Most production fires can be diagnosed from these four metrics plus the request logs from the same window. Everything else is nice-to-have until it isn't.
Free Tools
Project Helena's free tools for metrics work:
- Error Budget Calculator — SLO burn rate and time-to-exhaustion
- Uptime SLA Calculator — Any SLA % to allowed downtime
- Latency Percentile Calculator — P50, P90, P95, P99 from raw data
More metrics tools are coming: a Prometheus cardinality estimator, a PromQL formatter, and an SLI/SLO YAML builder.
Also see
- AWS Pricing — observability infrastructure isn't free; understand the cost side
- Uptime Monitoring — the simplest metric of all: is the service up?
- Distributed Tracing — when metrics aren't enough, follow the request
- Log Management — the third leg of observability
Metrics & Observability FAQ
What is the difference between metrics, logs, and traces?
Metrics are numerical measurements over time (CPU %, request count, latency). Cheap to store, easy to aggregate, bad for debugging individual requests.

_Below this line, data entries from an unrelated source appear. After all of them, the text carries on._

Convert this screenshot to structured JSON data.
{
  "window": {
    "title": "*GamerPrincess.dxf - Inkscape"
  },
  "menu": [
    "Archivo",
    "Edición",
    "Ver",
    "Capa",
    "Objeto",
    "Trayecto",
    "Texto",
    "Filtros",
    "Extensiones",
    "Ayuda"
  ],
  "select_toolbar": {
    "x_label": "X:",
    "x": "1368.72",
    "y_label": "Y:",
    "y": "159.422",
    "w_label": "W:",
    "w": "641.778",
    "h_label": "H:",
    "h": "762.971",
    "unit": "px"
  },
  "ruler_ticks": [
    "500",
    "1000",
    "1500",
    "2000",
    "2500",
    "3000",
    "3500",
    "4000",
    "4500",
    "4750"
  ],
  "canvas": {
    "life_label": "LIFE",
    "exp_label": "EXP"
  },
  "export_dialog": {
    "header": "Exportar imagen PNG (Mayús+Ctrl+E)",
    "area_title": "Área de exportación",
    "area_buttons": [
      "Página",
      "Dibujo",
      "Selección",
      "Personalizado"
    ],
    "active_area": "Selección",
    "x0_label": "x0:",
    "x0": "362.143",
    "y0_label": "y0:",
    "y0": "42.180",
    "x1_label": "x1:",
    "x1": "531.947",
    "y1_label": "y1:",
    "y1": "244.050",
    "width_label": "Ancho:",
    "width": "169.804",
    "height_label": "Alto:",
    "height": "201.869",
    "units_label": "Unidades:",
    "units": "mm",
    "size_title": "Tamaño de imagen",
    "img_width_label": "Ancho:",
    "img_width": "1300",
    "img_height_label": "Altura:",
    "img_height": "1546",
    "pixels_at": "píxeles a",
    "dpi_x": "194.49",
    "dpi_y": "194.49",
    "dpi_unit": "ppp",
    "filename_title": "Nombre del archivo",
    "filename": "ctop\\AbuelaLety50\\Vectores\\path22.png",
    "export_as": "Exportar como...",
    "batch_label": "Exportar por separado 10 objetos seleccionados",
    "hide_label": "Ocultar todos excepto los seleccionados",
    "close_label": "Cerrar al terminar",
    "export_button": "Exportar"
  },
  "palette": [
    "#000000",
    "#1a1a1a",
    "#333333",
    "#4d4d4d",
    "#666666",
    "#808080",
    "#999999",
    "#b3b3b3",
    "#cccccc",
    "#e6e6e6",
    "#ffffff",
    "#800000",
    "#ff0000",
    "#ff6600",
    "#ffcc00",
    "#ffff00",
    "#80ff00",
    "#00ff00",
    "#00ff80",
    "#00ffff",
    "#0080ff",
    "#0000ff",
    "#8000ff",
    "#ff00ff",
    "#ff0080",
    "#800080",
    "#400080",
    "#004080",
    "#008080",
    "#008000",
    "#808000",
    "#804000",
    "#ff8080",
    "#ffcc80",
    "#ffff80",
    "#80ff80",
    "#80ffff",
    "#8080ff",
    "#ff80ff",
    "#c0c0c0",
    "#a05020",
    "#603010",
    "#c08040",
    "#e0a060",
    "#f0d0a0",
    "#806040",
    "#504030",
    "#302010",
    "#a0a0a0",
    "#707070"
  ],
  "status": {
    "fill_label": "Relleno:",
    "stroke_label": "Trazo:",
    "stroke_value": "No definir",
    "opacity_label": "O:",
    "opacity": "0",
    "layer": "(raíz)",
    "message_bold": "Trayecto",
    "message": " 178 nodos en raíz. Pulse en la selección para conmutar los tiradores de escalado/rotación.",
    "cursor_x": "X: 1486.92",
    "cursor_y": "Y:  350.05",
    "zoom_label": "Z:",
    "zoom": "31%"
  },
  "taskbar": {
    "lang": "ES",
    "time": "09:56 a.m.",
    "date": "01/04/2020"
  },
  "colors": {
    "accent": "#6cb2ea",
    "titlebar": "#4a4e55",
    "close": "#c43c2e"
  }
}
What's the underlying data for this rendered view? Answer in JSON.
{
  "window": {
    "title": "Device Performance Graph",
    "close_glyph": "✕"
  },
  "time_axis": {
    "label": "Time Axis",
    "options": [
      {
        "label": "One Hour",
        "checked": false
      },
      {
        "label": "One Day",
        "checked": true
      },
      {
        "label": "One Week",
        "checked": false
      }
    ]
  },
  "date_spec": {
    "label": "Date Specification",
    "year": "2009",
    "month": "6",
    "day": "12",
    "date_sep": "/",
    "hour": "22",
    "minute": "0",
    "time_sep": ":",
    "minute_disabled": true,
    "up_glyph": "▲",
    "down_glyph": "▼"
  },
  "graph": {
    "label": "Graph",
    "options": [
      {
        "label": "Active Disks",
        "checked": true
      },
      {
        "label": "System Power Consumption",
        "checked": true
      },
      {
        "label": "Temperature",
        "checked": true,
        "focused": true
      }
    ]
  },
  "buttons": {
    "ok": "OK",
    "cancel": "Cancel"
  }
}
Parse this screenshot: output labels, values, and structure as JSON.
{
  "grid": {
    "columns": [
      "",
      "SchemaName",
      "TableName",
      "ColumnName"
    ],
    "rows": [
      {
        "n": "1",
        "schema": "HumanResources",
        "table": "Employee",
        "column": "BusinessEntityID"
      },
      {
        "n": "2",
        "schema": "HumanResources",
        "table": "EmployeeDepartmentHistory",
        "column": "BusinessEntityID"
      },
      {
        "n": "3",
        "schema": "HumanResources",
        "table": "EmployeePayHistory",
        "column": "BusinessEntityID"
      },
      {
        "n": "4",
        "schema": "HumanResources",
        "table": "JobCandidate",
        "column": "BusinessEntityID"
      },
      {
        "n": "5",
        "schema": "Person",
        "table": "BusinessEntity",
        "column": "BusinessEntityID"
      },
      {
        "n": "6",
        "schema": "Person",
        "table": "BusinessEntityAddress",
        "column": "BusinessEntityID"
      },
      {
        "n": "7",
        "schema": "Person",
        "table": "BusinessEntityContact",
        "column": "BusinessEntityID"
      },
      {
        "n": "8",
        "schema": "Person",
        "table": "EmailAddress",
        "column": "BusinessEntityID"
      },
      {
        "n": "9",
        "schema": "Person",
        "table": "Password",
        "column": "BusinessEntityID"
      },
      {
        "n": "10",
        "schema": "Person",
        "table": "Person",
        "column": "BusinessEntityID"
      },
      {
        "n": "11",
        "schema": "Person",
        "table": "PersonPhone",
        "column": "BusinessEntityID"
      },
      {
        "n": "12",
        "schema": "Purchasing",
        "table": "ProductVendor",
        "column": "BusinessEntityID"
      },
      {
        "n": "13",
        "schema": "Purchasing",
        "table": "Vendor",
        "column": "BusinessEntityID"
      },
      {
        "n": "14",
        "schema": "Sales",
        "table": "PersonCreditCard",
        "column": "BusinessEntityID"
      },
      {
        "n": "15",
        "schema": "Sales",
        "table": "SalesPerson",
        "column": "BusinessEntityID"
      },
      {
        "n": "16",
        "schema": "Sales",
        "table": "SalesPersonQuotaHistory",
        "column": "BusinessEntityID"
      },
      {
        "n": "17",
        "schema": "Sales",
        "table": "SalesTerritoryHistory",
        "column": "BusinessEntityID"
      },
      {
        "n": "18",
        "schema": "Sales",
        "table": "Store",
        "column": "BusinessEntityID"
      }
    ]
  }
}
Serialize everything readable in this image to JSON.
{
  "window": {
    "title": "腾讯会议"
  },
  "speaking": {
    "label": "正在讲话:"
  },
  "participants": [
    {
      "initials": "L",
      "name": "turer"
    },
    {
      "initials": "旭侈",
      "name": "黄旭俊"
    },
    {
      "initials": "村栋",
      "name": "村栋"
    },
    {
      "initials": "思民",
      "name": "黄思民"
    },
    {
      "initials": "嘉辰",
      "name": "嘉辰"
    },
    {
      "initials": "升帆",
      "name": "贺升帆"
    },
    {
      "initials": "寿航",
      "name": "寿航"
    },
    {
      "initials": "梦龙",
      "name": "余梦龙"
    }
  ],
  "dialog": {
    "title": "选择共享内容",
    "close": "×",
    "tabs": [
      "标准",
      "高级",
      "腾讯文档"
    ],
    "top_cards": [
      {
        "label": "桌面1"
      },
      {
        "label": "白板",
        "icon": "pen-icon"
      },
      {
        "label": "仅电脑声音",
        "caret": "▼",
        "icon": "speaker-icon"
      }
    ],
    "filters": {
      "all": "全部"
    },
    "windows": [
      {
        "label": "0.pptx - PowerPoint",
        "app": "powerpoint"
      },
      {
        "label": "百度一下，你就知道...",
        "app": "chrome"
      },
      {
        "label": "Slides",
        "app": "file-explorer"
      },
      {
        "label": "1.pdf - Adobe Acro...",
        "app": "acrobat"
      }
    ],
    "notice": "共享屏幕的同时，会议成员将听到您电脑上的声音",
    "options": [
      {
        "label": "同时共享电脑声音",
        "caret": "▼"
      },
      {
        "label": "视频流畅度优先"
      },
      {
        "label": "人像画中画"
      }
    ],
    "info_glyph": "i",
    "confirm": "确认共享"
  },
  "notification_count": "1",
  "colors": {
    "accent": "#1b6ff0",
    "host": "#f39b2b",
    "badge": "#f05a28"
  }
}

Logs are timestamped events with rich context. Expensive at scale. Traces follow a single request across services. Best for "where is time spent in this call?" but generate a lot of data without sampling.
What is Prometheus cardinality?
Cardinality = the number of unique time series produced by a metric. Every unique combination of label values is a separate series. http_requests_total{method, path, status} with 5 methods × 100 paths × 10 status codes = 5,000 series — multiply by replicas and you can hit millions fast. High cardinality is the #1 reason Prometheus bills explode.
What is a good SLO target?
Match the SLO to user expectations and engineering cost. 99% (two nines) = 7.3 hours/month allowed downtime — fine for internal tools. 99.9% = 43.8 min/month — the SaaS baseline. 99.99% = 4.38 min/month — multi-AZ deployments + automated failover. Going from 99.9% to 99.99% typically costs 5-10x. Use the Error Budget Calculator to see what each level means in practice.
What are the Four Golden Signals?
From the Google SRE book: Latency (how long a request takes), Traffic (how many requests/sec), Errors (rate of failed requests), and Saturation (how full the service is — CPU, memory, queue depth). If you only have time to instrument four things, instrument these.
How do I reduce my Prometheus / Datadog metrics bill?
Three levers, in order of impact: (1) reduce label cardinality by removing high-cardinality labels like user_id, request_id, IP addresses — these belong in logs/traces, not metrics. (2) Drop unused metrics — many exporters emit hundreds of metrics teams never query. Use a metric_relabel_config to drop them. (3) Adjust scrape intervals — most infra metrics don't need 15s resolution.
Should I use Prometheus or a managed service?
Self-hosted Prometheus is free at infrastructure scale but you pay in operator time (managing storage, HA, federation). Managed (Grafana Cloud, Datadog, New Relic) starts cheap and gets expensive fast based on data volume + cardinality. Most teams under 50 engineers do better with managed; larger teams running their own observability platform should consider self-hosted with Thanos or Mimir for long-term storage.